BERITA CIAMIS, PASUNDANNEWS.COM – Mutilasi istri yang terjadi di Dusun Sindangjaya, Desa Cisontrol, Kecamatan Rancah, Kabupaten Ciamis turut hebohkan publik.
Kasus sadis yang menimpa korban Yanti (41) istri dari pelaku bernama Tarsum (41) makin menggegerkan warga ketika hasil potongan tubuh ditawarkan ke tetangga sekitar.
“Pelaku sempat tawarkan daging korban kepada saya, juga warga lainnya. Daging dibawa-bawa dalam baskom,” ujar Ketua RT 08, Dusun Sindangjaya, Desa Cisontrol, Rancah, Yoyo Tarya.
Kasus yang terjadi pada Jumat 3 Mei 2024, sekitar pukul 07.00 WIB tersebut kini tengah ditangani pihak berwajib.
Berdasarkan hasil pemeriksaan kejiwaan, Tarsum mengalami depresi.
Saat ini, ia masih menjalani observasi di Rumah Sakit Jiwa Cisarua.
Menurut Kasat Reskrim Polres Ciamis AKP Joko Prihatin kepada PasundanNews.com, pada Selasa (7/5/2024) perlu observasi terhadap pelaku.
“Masih diperlukan observasi karena mengalami depresi, untuk berat ringannya belum bisa dipastikan. Nanti ada surat rujukan yang harus disampaikan ke Rumah Sakit Jiwa Cisarua,” katanya.
Mutilasi Istri di Ciamis, Ini Penyebabnya Menurut Psikolog
Mutilasi Istri di Ciamis lantaran depresi, menjadi pertanyaan bagi publik mengapa pelaku bisa melakukan hal kejam padahal sedang mengalami gangguan mental.
Melansir Kompas.com, pada Sabtu (11/5/2024), Psikolog Klinis dari Universitas Aisyiyah Yogyakarta Ratna Yunita Setiani Subardjo menjelaskan terkait kasus tersebut.
“Seseorang yang mengalami depresi berat membutuhkan penanganan profesional. Kemudian juga perlu dukungan dari keluarga dan lingkungan sekitar,” jelasnya.
Ia menuturkan, orang dengan depresi berat yang membahayakan dirinya sendiri dan orang lain sebenarnya merasakan adanya ketidaknyamanan pada dirinya.
“Rasa tidak nyaman ini dapat berupa emosi marah yang tidak dapat dikendalikan hingga melampiaskannya kepada orang lain,” ungkapnya.
Ratna meneruskan, tentunya efek dari frustasi akan melampiaskan kepada orang lain.

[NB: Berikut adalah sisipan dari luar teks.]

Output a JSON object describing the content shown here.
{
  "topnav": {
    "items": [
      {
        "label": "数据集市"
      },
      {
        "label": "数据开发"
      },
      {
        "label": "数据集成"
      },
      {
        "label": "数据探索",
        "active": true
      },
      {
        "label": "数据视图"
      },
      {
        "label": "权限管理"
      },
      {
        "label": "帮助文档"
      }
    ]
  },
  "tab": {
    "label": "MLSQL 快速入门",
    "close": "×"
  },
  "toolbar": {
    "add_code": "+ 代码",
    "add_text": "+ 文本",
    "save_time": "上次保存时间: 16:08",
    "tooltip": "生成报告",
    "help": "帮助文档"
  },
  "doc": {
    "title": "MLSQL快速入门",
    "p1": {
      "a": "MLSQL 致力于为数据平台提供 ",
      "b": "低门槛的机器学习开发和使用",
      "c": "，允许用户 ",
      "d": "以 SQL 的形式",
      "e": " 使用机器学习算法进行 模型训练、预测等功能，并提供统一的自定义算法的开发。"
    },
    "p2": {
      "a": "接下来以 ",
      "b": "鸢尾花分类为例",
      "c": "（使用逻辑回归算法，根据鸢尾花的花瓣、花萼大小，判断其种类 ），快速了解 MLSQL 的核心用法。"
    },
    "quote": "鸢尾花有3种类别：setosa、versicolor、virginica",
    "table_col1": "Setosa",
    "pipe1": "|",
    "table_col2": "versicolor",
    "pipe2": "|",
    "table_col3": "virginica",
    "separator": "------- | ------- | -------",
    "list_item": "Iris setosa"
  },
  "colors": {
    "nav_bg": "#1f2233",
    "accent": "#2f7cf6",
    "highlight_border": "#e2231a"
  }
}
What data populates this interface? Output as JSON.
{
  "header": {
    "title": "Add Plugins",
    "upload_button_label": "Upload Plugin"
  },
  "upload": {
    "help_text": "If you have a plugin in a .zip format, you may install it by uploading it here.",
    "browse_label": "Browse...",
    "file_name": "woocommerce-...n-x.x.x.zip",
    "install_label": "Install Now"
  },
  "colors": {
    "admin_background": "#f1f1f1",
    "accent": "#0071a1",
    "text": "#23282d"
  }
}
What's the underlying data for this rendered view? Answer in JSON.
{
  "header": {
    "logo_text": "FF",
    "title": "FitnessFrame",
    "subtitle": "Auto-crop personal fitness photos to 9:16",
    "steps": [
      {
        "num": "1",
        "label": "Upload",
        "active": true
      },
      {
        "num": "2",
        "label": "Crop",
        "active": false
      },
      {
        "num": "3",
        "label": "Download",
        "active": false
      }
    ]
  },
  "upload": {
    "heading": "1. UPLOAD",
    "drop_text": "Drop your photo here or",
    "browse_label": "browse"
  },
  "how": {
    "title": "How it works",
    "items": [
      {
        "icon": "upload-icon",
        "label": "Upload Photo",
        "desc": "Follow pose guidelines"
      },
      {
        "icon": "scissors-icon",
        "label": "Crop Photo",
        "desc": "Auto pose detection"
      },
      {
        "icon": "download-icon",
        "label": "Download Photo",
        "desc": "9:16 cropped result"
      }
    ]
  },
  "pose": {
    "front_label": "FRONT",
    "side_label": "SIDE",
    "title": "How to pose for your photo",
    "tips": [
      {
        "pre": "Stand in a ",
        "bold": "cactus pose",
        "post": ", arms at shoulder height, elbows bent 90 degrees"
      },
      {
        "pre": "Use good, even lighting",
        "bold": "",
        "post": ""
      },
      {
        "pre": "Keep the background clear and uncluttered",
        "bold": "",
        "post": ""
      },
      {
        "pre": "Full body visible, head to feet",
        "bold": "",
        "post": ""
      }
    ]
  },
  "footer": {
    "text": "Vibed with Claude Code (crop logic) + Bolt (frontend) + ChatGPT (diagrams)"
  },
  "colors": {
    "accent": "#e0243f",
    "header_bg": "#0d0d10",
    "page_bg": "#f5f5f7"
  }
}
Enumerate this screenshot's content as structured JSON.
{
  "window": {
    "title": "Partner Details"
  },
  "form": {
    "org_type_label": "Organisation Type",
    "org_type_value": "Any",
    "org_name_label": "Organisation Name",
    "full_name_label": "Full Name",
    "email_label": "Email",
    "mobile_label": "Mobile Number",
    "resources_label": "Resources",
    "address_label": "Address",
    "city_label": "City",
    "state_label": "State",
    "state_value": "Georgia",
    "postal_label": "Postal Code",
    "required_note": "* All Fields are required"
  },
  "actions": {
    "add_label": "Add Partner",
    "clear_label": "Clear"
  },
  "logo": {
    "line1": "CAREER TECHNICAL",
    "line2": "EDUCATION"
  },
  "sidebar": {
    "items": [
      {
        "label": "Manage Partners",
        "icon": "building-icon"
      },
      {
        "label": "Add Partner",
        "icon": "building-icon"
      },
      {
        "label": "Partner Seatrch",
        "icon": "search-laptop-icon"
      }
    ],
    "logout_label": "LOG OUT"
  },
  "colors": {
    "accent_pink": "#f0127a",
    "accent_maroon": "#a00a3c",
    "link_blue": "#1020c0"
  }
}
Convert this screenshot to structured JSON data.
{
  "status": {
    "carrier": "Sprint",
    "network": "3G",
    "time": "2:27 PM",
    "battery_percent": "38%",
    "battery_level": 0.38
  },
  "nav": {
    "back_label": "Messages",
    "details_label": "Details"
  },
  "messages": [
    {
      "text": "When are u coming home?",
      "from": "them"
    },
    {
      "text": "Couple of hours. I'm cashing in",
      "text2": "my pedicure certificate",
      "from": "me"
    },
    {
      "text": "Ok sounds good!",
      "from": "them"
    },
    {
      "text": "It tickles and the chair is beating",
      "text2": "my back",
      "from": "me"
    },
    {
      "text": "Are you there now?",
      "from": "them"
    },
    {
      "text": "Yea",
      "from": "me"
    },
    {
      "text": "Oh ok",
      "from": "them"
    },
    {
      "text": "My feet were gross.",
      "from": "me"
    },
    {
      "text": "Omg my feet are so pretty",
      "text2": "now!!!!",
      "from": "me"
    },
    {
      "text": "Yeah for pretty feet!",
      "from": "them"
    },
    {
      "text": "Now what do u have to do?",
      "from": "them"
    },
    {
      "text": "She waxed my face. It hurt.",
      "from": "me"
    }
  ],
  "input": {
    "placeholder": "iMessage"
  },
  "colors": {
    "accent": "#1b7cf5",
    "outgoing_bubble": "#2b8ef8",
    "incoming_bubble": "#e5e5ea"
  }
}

“Kalau tidak salah, dia pelaku ada semacam perasaan frustrasi, punya usaha kambing tapi seret. Sebenarnya itu kan ada rasa marah pada dirinya yang tidak bisa dia kendalikan, kemudian dia marah kepada orang lain,” kata Ratna.
Selain masalah-masalah tersebut, sambung Ratna, emosi marah juga dapat muncul akibat adanya pemantik lain, misalnya perbuatan atau perkataan orang lain.
Misalnya, saat seseorang sedang dirundung masalah, tindakan atau perkataan orang lain dapat menyinggung atau meningkatkan rasa marah yang ada.
“Kalau kita lihat etika moral secara manusiawi, membunuh orang itu jelas salah. Tapi kadang kala, kalau kita melakukan sesuatu itu, justru stresor atau penyebab stres muncul dari eksternal,” paparnya.
Ratna mengatakan bahwa masalah kesehatan mental ini seharusnya menjadi tanggung jawab bersama.
Masyarakat saling membantu memberikan dukungan moral kepada seseorang dengan gangguan mental.
Apabila tidak mampu, Ratna mengimbau agar masyarakat mengarahkan orang tersebut untuk dapat mencari bantuan profesional.
“Jadi kita tidak bisa bilang itu salah dia sendiri, tapi itu tanggung jawab bersama,” pungkasnya.